監督:アルフレッド・ヒッチコック、原作・脚本:フレデリック・ノット、撮影:ロバート・バークス、編集:ルーディ・ファー、音楽:ディミトリ・ティオムキン、主演:レイ・ミランド、グレース・ケリー、1954年、105分、カラー、原題:Dial M for Murder
いわゆる密室のワンステージもので、『裏窓』に似るが、こちらは、その場で殺人が行なわれ、トニー(レイ・ミランド)という知能犯の頭のはたらきと行動を、観客が臨場感をもって見ることとなる。
しかも、トニーにとっては、まさかの展開であり、そこをどう繕うか、さらに今度はどうやって妻を死刑にもっていこうか、と考える。襲われたための正当防衛ではなく、妻を意図的な殺人犯に仕立てていくのだ。
とにかく主役はトニーであり、そのキャラクター描写もきちんとできている。冒頭に、さりげないが、テーブルにある調味料のビンを倒し、すぐ直す。死体のあった場所を覆う毛布が折れていると、きちんと広げる。神経質で几帳面なトニーの一面を現わす演出である。

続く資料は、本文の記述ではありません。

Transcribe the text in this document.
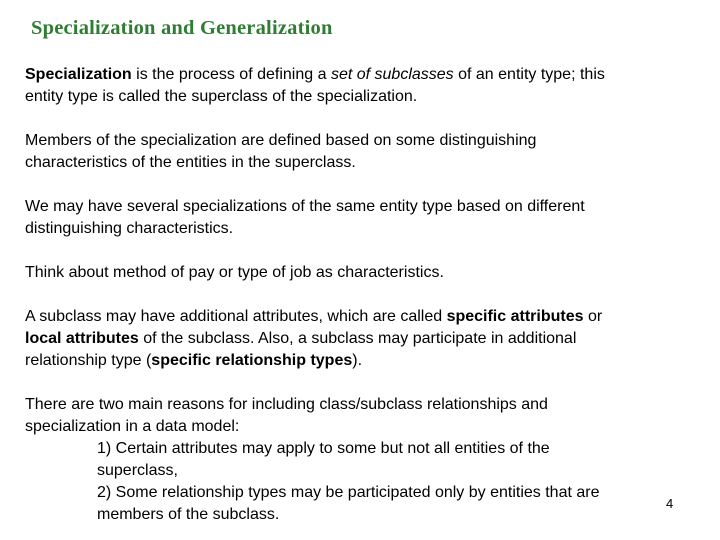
Specialization and Generalization
Specialization is the process of defining a set of subclasses of an entity type; this
entity type is called the superclass of the specialization.
Members of the specialization are defined based on some distinguishing
characteristics of the entities in the superclass.
We may have several specializations of the same entity type based on different
distinguishing characteristics.
Think about method of pay or type of job as characteristics.
A subclass may have additional attributes, which are called specific attributes or
local attributes of the subclass. Also, a subclass may participate in additional
relationship type (specific relationship types).
There are two main reasons for including class/subclass relationships and
specialization in a data model:
1) Certain attributes may apply to some but not all entities of the
superclass,
2) Some relationship types may be participated only by entities that are
members of the subclass.
4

冒頭からほとんどすぐ本題に入る。殺人計画を話すため、トニーはスワンを自宅に呼ぶ。そこで、否が応でもスワンが引き受けるように脅しながら頼むシーンは約30分もある。
たった一度、初めて会った男に、殺人を依頼し、もう二度と会わない。この完全犯罪は成立しそうであったが、予想外の展開になる。

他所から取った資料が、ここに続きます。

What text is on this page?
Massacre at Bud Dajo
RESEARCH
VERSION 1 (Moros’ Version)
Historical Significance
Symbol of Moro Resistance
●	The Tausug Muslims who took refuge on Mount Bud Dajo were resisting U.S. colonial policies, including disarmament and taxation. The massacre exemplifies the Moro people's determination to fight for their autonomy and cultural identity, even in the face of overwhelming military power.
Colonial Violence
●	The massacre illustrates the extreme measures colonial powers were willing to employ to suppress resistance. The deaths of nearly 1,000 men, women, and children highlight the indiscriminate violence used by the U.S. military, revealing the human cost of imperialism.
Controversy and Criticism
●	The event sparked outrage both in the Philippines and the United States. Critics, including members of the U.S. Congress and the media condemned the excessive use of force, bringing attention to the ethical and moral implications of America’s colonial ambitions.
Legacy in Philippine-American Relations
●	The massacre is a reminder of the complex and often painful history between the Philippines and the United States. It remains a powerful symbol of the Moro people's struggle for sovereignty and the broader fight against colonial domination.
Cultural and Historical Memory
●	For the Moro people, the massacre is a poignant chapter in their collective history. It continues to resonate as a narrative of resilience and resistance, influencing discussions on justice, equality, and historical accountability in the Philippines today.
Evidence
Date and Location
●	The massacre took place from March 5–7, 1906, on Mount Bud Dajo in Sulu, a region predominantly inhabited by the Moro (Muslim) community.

しかし、トニーは狼狽することもなく、知恵を働かせ続ける。
殺人そのものにテーマが絞られているだけに、マーゴ(グレース・ケリー)とマークの不倫は、ストーリーのなかでは全く問題とされず、むしろ浮気相手のマークのほうが図々しいくらいだ。発端はトニーも言うように、マークがマーゴに近づいたからである。
マーゴが不利な状況に追い詰められていくにしたがい、ドレスの色も、派手な色から地味なものに変わっていく。化粧も徐々にノーメイクに近くなっていく。意図的演出である。

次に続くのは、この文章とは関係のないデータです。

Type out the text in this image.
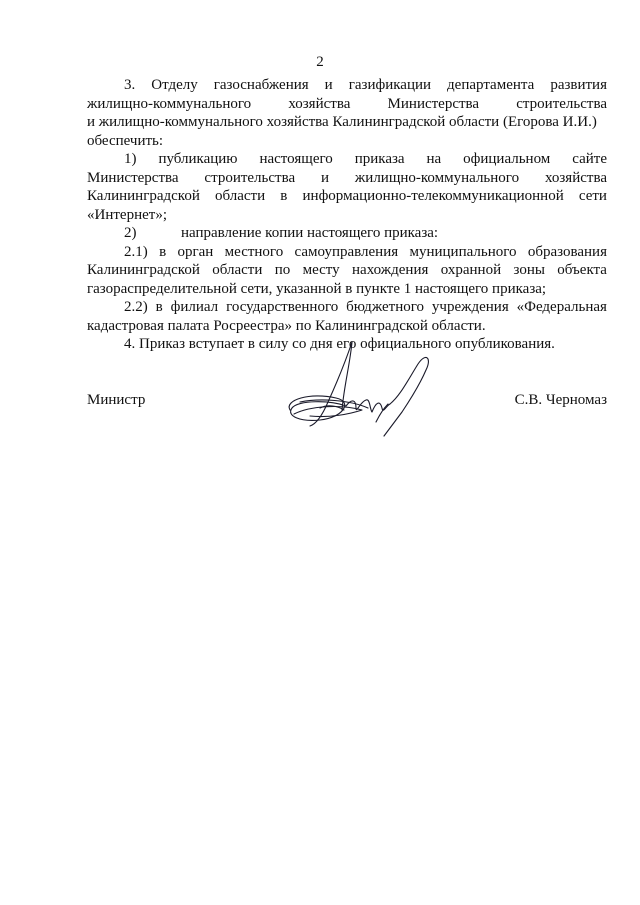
2
3. Отделу газоснабжения и газификации департамента развития
жилищно-коммунального хозяйства Министерства строительства
и жилищно-коммунального хозяйства Калининградской области (Егорова И.И.)
обеспечить:
1) публикацию настоящего приказа на официальном сайте
Министерства строительства и жилищно-коммунального хозяйства
Калининградской области в информационно-телекоммуникационной сети
«Интернет»;
2)	направление копии настоящего приказа:
2.1) в орган местного самоуправления муниципального образования
Калининградской области по месту нахождения охранной зоны объекта
газораспределительной сети, указанной в пункте 1 настоящего приказа;
2.2) в филиал государственного бюджетного учреждения «Федеральная
кадастровая палата Росреестра» по Калининградской области.
4. Приказ вступает в силу со дня его официального опубликования.
Министр	С.В. Черномаз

密室劇であるため、カメラは一層、アングルやフレームに気を配っているのがかわる。
さらに、限られた空間を繰り返し映すため、室内にある調度品なども、こぎれいでカラフルなものにしている。
まっ先に気づくのは、デスクにあるランプで、花柄をあしらった黄色のボディが美しい。マーゴのハンドバッグはストーリー上のポイントにもなるが、品のある赤で、何回かアップになる。
ランプやハンドバッグ以外にも、いかにもヒッチコックらしい小物へのこだわりがある。ステッキ、手紙、コート、キー、パイプも、それぞれに小物として意味をもち、その役割を果たすようになっている。
『裏窓』と異なり、男女の恋愛問答はほとんどなく、まさに「不完全殺人」だけのストーリーがテンポよく進み、カメラがくふうを凝らしていることもあり、舞台劇と化しやすい密室ものを、飽きずに最後まで観ることができる。
マーゴが死刑になりかけた直前に、あるきっかけでトニーが真犯人だったことがわかり、マーゴのみならず、観ている側も安堵する。
実は、観ている側は、初めからトニーは犯人とわかっているから、そのトリックが破られることに満足するわけだ。
マーゴの赤いハンドッグがキーになると書いたが、バッグの中にあるマーゴの家のキーそのものが、トリックを見破るキーとなる。
これ以上は書かないほうがいいだろう。
トニーが刑事やマーゴにも見せない真の表情を見せるところが、何箇所かある。
トニーが、スワンと打ち合わせたように、自宅に電話する。無言のままでいると、しばらくしてスワンがマーゴの首を絞めるのだが、そのさいマーゴは暴れて抵抗する。
トニーは、マーゴが地獄の沙汰になっているようすを、物音として、電話の向こうに聞くのである。現実的にはなかなかありえないことだが、このシーンでのトニーの表情は興味深い。
自分が計画しておきながら、妻の悲鳴と物の割れる音などを聞くのである。
もう一つはやはり、予想外の展開となり、急いで帰宅し、警察が来るまでの間、ある小細工をし、それが終わってようやく一服するときだ。そのときの、なんてこった、という表情がまたいい。むしろ笑えるくらいだ。